The Right End-of-Life Care

By Lola Butcher, Bankrate.com

The question of cost drives many aspects of life; it even can play a role in choosing a hospital for end-of-life care.

Want to fight the grim reaper with every weapon at your disposal, and no expense spared? In Miami, Westchester General Hospital is the place for you. New Yorkers should head to NYU Langone Medical Center, and in Savannah, Ga., patients will want Candler Hospital.

But if you prefer to spend fewer hours in a doctor's waiting room, fewer days in the hospital intensive care unit and less money on insurance co-payments, other hospitals would work better for you.

The average patient served by suburban Miami's Memorial Regional Hospital spends about $4,300 on physician co-payments in the last two years of life, compared to more than $6,600 for patients treated at Westchester General. The cost is less at Memorial Regional because end-of-life patients are treated less intensely. They have fewer days in intensive care and more in hospice care, fewer specialist appointments and more days at home, than at Westchester General.
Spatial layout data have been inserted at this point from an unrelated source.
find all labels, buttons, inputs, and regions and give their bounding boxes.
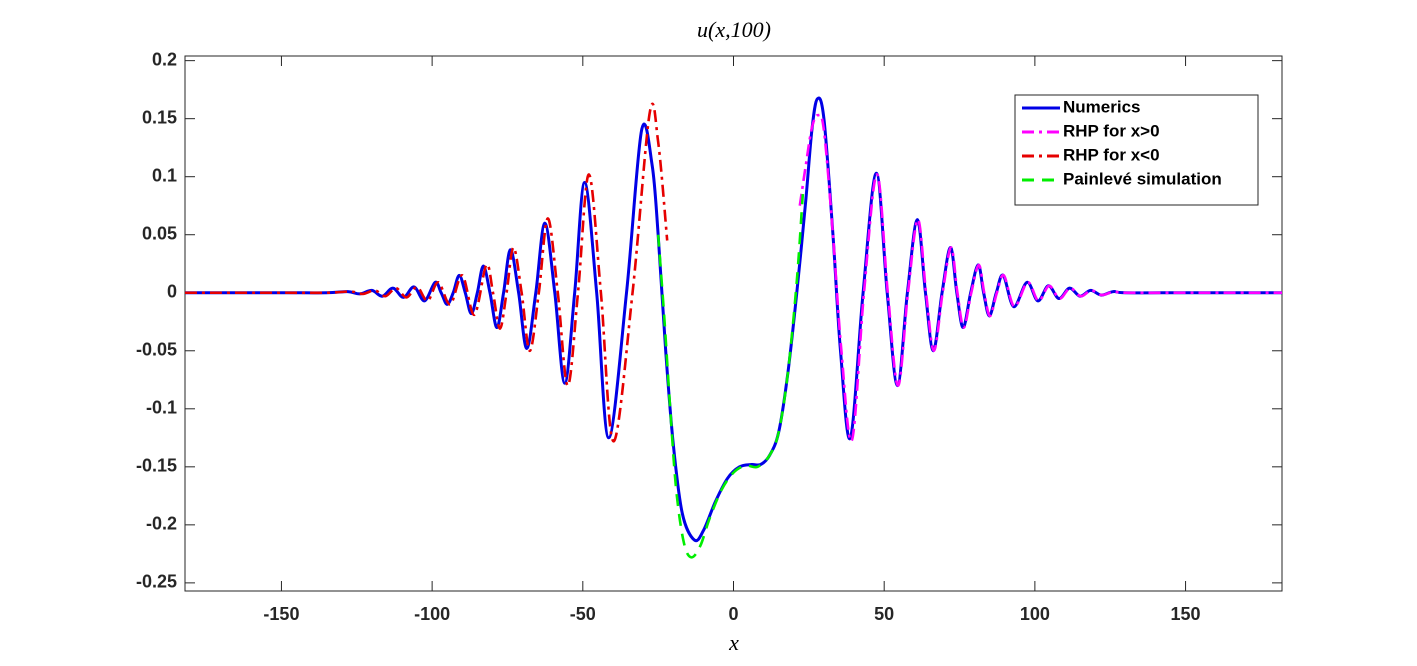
legend-label: RHP for x<0 [1063, 145, 1160, 164]
line [798, 113, 1282, 443]
line [185, 102, 669, 443]
x-tick-label: 50 [874, 604, 894, 624]
y-tick-label: 0 [167, 281, 177, 301]
y-tick-label: 0.15 [142, 107, 177, 127]
y-tick-label: 0.1 [152, 165, 177, 185]
line [656, 194, 805, 559]
y-tick-label: -0.25 [136, 572, 177, 592]
x-tick-label: -150 [263, 604, 299, 624]
x-axis-label: x [728, 630, 739, 655]
legend-label: Painlevé simulation [1063, 169, 1222, 188]
y-tick-label: -0.05 [136, 340, 177, 360]
y-tick-label: -0.1 [146, 398, 177, 418]
y-tick-label: 0.05 [142, 223, 177, 243]
legend [1014, 94, 1259, 206]
legend-label: Numerics [1063, 97, 1140, 116]
y-tick-label: 0.2 [152, 49, 177, 69]
x-tick-label: 0 [728, 604, 738, 624]
legend-label: RHP for x>0 [1063, 121, 1160, 140]
x-tick-label: 100 [1020, 604, 1050, 624]
x-tick-label: 150 [1171, 604, 1201, 624]
y-tick-label: -0.15 [136, 456, 177, 476]
y-tick-label: -0.2 [146, 514, 177, 534]
chart-title: u(x,100) [697, 17, 771, 42]
x-tick-label: -50 [570, 604, 596, 624]
x-tick-label: -100 [414, 604, 450, 624]
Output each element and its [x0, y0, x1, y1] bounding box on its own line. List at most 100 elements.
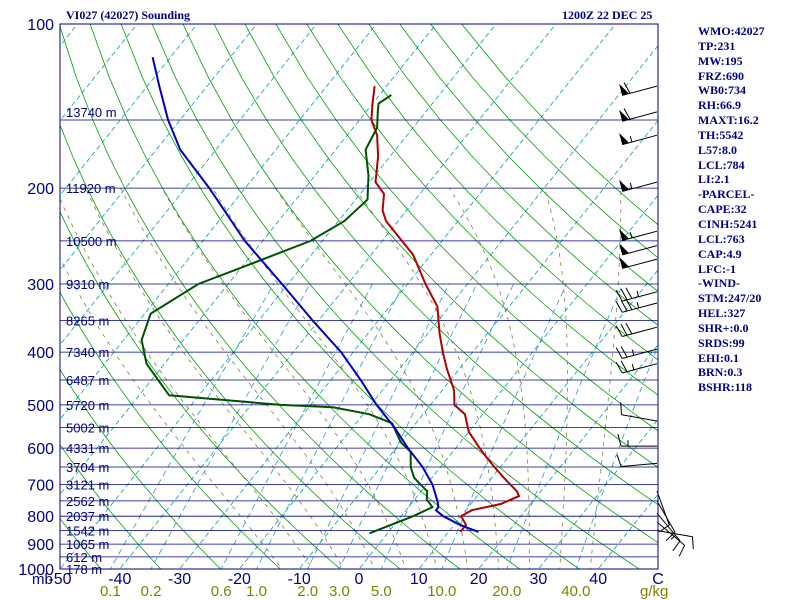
wind-half-barb	[631, 349, 635, 356]
stat-item: MW:195	[698, 53, 743, 68]
wind-pennant	[619, 83, 629, 96]
wind-barb-staff	[621, 462, 658, 467]
stat-item: BRN:0.3	[698, 365, 743, 380]
moist-adiabat-line	[85, 187, 344, 569]
dry-adiabat-line	[120, 24, 581, 569]
dry-adiabat-line	[60, 25, 461, 569]
height-label: 612 m	[66, 550, 102, 565]
wind-full-barb	[615, 361, 623, 374]
temperature-tick-label: 30	[530, 571, 548, 588]
wind-barb-staff	[622, 363, 658, 374]
temperature-tick-label: C	[652, 571, 664, 588]
wind-barb	[619, 108, 658, 122]
stats-panel: WMO:42027 TP:231 MW:195 FRZ:690 WB0:734 RH:66…	[698, 24, 798, 395]
mixing-ratio-label: 0.1	[100, 583, 121, 600]
dry-adiabat-line	[60, 368, 222, 569]
wind-barb-staff	[622, 348, 658, 359]
wind-full-barb	[672, 540, 681, 552]
parcel-trace	[151, 56, 479, 533]
stat-item: CINH:5241	[698, 216, 758, 231]
dry-adiabat-line	[60, 443, 162, 569]
wind-barb	[617, 433, 657, 447]
pressure-tick-label: 600	[27, 441, 54, 458]
height-label: 13740 m	[66, 105, 117, 120]
wind-barb	[616, 454, 658, 467]
mixing-ratio-label: 5.0	[371, 583, 392, 600]
stat-item: WMO:42027	[698, 24, 765, 38]
wind-barb	[615, 298, 658, 313]
wind-full-barb	[620, 346, 628, 358]
temperature-tick-label: -40	[108, 571, 131, 588]
pressure-tick-label: 700	[27, 478, 54, 495]
valid-time: 1200Z 22 DEC 25	[562, 8, 653, 22]
wind-half-barb	[629, 182, 633, 189]
height-label: 5002 m	[66, 421, 109, 436]
height-label: 4331 m	[66, 441, 109, 456]
mixing-ratio-line	[109, 283, 275, 569]
wind-half-barb	[629, 136, 633, 143]
stat-item: LFC:-1	[698, 261, 736, 276]
moist-adiabat-line	[60, 257, 283, 569]
wind-barb-staff	[656, 521, 685, 546]
mixing-ratio-line	[380, 283, 515, 569]
wind-barb	[619, 243, 658, 256]
wind-barb	[619, 133, 658, 146]
mixing-ratio-line	[506, 283, 624, 569]
dry-adiabat-line	[306, 24, 658, 396]
stat-item: STM:247/20	[698, 291, 762, 306]
mixing-ratio-line	[575, 344, 658, 569]
height-label: 6487 m	[66, 373, 109, 388]
stat-item: WB0:734	[698, 83, 746, 98]
wind-full-barb	[615, 347, 623, 359]
pressure-tick-label: 800	[27, 509, 54, 526]
stat-item: TP:231	[698, 38, 736, 53]
dewpoint-trace	[140, 94, 434, 535]
wind-full-barb	[625, 298, 633, 310]
mixing-ratio-line	[307, 283, 450, 569]
height-label: 2562 m	[66, 494, 109, 509]
dry-adiabat-line	[368, 24, 658, 326]
wind-pennant	[619, 228, 629, 241]
stat-item: L57:8.0	[698, 142, 737, 157]
wind-barb	[656, 521, 686, 557]
wind-full-barb	[620, 288, 628, 301]
wind-full-barb	[620, 324, 628, 336]
mixing-ratio-label: 20.0	[492, 583, 521, 600]
wind-barb-staff	[656, 530, 693, 538]
isotherm-line	[60, 24, 437, 495]
stat-item: FRZ:690	[698, 68, 744, 83]
plot-frame	[59, 23, 659, 570]
mixing-ratio-label: 10.0	[427, 583, 456, 600]
mixing-ratio-line	[338, 283, 478, 569]
wind-barb-staff	[622, 291, 658, 302]
mixing-ratio-label: 2.0	[297, 583, 318, 600]
mixing-ratio-line	[150, 283, 311, 569]
mixing-ratio-label: 0.6	[211, 583, 232, 600]
wind-barb	[620, 402, 658, 422]
height-label: 3121 m	[66, 478, 109, 493]
wind-half-barb	[629, 231, 633, 239]
pressure-tick-label: 900	[27, 537, 54, 554]
height-label: 1065 m	[66, 537, 109, 552]
temperature-tick-label: -10	[288, 571, 311, 588]
stat-item: -PARCEL-	[698, 187, 755, 202]
wind-barb	[615, 360, 658, 374]
wind-pennant	[619, 179, 629, 192]
height-label: 9310 m	[66, 277, 109, 292]
dry-adiabat-line	[60, 123, 401, 569]
mixing-ratio-label: 1.0	[246, 583, 267, 600]
isotherm-line	[60, 24, 497, 569]
mixing-ratio-line	[256, 283, 405, 569]
wind-barb-staff	[622, 326, 658, 337]
wind-full-barb	[620, 360, 628, 372]
mixing-ratio-unit-label: g/kg	[640, 583, 668, 600]
wind-barb	[619, 179, 658, 192]
wind-barb-staff	[656, 512, 681, 542]
temperature-tick-label: 40	[589, 571, 607, 588]
stat-item: SHR+:0.0	[698, 320, 749, 335]
wind-full-barb	[615, 301, 623, 313]
moist-adiabat-line	[274, 187, 469, 569]
height-label: 7340 m	[66, 345, 109, 360]
wind-full-barb	[625, 322, 633, 335]
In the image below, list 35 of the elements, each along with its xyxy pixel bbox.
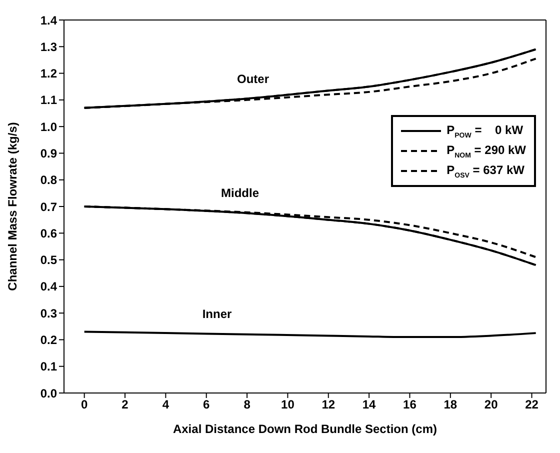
y-tick-label: 0.7 <box>40 200 58 214</box>
x-tick-label: 14 <box>362 398 376 412</box>
y-tick-label: 0.5 <box>40 253 58 268</box>
legend-label: P$_{NOM}$ = 290 kW <box>446 142 526 160</box>
x-tick-label: 8 <box>244 398 251 412</box>
x-tick-label: 20 <box>484 398 498 412</box>
y-tick-label: 1.4 <box>40 13 58 28</box>
y-tick-label: 0.0 <box>40 386 58 400</box>
annotation: Middle <box>221 186 260 200</box>
x-tick-label: 18 <box>444 398 458 412</box>
y-tick-label: 1.1 <box>40 93 58 108</box>
y-tick-label: 0.1 <box>40 360 58 374</box>
x-tick-label: 16 <box>403 398 417 412</box>
annotation: Outer <box>236 72 270 86</box>
y-tick-label: 1.2 <box>40 66 58 81</box>
y-tick-label: 1.3 <box>40 40 58 54</box>
legend-label: P$_{POW}$ = 0 kW <box>446 122 524 140</box>
y-tick-label: 0.2 <box>40 332 58 347</box>
y-tick-label: 0.8 <box>40 173 58 188</box>
y-axis-title: Channel Mass Flowrate (kg/s) <box>5 122 20 291</box>
x-tick-label: 10 <box>281 398 295 412</box>
annotation: Inner <box>202 307 232 321</box>
x-axis-title: Axial Distance Down Rod Bundle Section (cm) <box>172 422 438 436</box>
x-tick-label: 22 <box>525 398 539 412</box>
legend-label: P$_{OSV}$ = 637 kW <box>446 162 524 180</box>
y-tick-label: 0.9 <box>40 146 58 160</box>
x-tick-label: 4 <box>162 398 170 412</box>
x-tick-label: 0 <box>80 398 88 412</box>
x-tick-label: 6 <box>203 398 210 412</box>
x-tick-label: 12 <box>322 398 336 412</box>
x-tick-label: 2 <box>122 398 129 412</box>
y-tick-label: 0.3 <box>40 306 58 320</box>
y-tick-label: 0.4 <box>40 280 58 294</box>
y-tick-label: 0.6 <box>40 226 58 240</box>
y-tick-label: 1.0 <box>40 120 58 134</box>
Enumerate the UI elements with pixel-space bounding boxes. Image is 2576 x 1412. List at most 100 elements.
End-of-life treatment is dramatically different in New York than in Savannah and just about every other community in America.

How can that be? Even Dr. Elliott Fisher, a Dartmouth Medical School professor who has been researching the geographic variation in health care for more than 20 years, is often surprised by how much patient care varies from one hospital to the next. Fisher, principal investigator for the Dartmouth Atlas project, is director of the Center for Health Policy Research at the Dartmouth Institute for Health Care Policy and Clinical Practice.